Of the 4,880 inhabitants belonging to rural health centers, 219 (4.48%) were diagnosed with COVID-19 and followed up by a primary care doctor. Of the 16,457 inhabitants belonging to urban health centers, 214 (1.30%) were diagnosed with COVID-19 and followed up by a primary care doctor. Compared to subjects in urban areas, those diagnosed with COVID-19 in rural areas were significantly older in age and were predominantly men (Table 1). Additionally, we found that subjects in rural areas reported fewer baseline and main symptoms. Table 1 shows clinical characteristics and baseline symptomatology according to the demographic area. We found that patients in rural areas reported significantly lower levels of fatigue, myalgia, cough, sore throat, headache, anosmia, diarrhea, and dyspnea than those in urban areas (p < 0.001 in all cases, except the cases of cough, anosmia, and dyspnea symptoms, respectively). Concerning the primary symptoms, subjects in rural areas reported significantly lower levels of fatigue, myalgia, cough, sore throat, headache, anosmia, and diarrhea than those in urban areas (p < 0.001, except in headache and anosmia). Of the total number of patients in both rural and urban health centers, we found that 87 (19.6%) patients required emergency assistance, 62 (13.9%) were hospitalized, three required ICU admission, and 38 (8.57%) died. Despite the different reported symptoms, we did not find significant differences between the two groups in terms of emergency assistance, hospitalization, or ICU admission. Only the percentage of deaths was significantly higher in patients diagnosed in the urban population than in those diagnosed in the rural population (p = 0.002, Table 1).

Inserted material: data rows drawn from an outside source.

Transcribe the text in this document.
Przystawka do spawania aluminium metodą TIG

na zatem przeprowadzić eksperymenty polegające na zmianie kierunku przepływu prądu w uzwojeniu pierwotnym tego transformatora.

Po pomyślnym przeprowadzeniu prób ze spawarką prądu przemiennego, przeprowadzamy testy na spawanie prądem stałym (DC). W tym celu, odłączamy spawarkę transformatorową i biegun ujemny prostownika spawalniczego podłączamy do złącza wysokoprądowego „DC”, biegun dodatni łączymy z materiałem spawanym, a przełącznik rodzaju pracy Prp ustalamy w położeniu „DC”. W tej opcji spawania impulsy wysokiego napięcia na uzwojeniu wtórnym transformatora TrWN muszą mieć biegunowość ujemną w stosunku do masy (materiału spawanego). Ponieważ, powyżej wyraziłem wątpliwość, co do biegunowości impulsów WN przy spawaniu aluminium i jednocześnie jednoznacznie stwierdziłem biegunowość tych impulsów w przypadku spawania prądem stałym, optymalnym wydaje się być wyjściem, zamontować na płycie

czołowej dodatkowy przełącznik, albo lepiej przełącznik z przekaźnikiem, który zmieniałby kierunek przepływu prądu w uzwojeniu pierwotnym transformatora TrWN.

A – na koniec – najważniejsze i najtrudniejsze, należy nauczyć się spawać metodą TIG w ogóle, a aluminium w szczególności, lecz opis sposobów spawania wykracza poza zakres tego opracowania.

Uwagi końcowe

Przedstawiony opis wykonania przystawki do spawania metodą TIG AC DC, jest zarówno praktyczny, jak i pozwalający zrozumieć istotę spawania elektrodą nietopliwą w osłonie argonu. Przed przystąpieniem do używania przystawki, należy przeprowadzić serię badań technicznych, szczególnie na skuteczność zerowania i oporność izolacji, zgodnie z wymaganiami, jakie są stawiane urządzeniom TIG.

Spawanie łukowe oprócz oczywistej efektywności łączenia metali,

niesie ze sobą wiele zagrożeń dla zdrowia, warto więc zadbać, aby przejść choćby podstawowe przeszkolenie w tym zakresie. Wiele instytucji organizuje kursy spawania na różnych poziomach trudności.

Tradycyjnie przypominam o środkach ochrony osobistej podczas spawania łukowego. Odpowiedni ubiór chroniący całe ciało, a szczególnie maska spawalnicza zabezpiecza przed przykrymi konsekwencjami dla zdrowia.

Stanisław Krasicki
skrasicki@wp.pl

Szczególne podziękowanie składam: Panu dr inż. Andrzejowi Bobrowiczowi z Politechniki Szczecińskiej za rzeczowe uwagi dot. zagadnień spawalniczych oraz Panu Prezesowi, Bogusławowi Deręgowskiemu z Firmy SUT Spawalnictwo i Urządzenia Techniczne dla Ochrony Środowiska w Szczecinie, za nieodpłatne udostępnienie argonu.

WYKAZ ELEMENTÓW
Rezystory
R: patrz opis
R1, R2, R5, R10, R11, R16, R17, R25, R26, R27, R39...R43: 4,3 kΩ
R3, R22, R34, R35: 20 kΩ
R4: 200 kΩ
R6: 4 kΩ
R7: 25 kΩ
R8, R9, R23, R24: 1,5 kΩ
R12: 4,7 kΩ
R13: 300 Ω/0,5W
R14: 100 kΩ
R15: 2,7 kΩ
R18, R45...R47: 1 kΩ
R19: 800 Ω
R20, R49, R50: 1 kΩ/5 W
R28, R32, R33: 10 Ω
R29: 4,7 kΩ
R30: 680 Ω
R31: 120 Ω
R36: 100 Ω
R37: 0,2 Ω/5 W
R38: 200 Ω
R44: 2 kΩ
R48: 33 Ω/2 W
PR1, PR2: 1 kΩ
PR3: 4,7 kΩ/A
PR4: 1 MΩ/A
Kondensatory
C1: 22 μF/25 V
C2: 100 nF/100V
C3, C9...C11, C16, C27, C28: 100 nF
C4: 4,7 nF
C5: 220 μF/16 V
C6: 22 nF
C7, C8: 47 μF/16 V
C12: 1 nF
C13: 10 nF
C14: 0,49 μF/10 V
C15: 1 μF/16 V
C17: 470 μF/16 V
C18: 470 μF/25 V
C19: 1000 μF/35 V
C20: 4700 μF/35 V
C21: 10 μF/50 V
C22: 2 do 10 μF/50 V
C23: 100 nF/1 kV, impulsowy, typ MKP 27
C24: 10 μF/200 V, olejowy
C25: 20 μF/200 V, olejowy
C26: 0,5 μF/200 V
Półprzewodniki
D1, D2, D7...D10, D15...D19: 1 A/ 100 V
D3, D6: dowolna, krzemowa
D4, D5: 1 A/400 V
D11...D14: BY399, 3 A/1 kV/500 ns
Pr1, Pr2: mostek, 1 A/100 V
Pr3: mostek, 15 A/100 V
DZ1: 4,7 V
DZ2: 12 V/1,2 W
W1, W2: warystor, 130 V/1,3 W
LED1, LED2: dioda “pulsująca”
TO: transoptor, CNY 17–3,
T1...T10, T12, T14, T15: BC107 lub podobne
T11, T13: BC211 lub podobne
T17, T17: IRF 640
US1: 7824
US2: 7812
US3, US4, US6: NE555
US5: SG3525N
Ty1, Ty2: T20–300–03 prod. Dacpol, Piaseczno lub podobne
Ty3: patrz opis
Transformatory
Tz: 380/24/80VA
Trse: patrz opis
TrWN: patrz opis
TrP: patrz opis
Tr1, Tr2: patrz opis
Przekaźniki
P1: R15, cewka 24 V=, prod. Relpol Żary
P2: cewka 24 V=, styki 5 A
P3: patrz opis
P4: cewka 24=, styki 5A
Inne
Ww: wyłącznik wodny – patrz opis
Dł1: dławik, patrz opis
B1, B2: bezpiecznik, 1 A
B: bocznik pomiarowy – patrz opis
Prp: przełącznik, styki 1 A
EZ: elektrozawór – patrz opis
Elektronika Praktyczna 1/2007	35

Additionally, Table 1 shows the modes of transmission according to the demographic area. We found that patients in rural areas reported the social health field as the most frequent mode of transmission, while patients in urban areas reported family contact as the most common mode of transmission (p < 0.001). In addition, we observed that the modes of transmission were better recollected by those in urban areas, where they were not provided in only under 10% of the cases, compared to those in rural areas, where more than 30% of the cases were unaccounted for.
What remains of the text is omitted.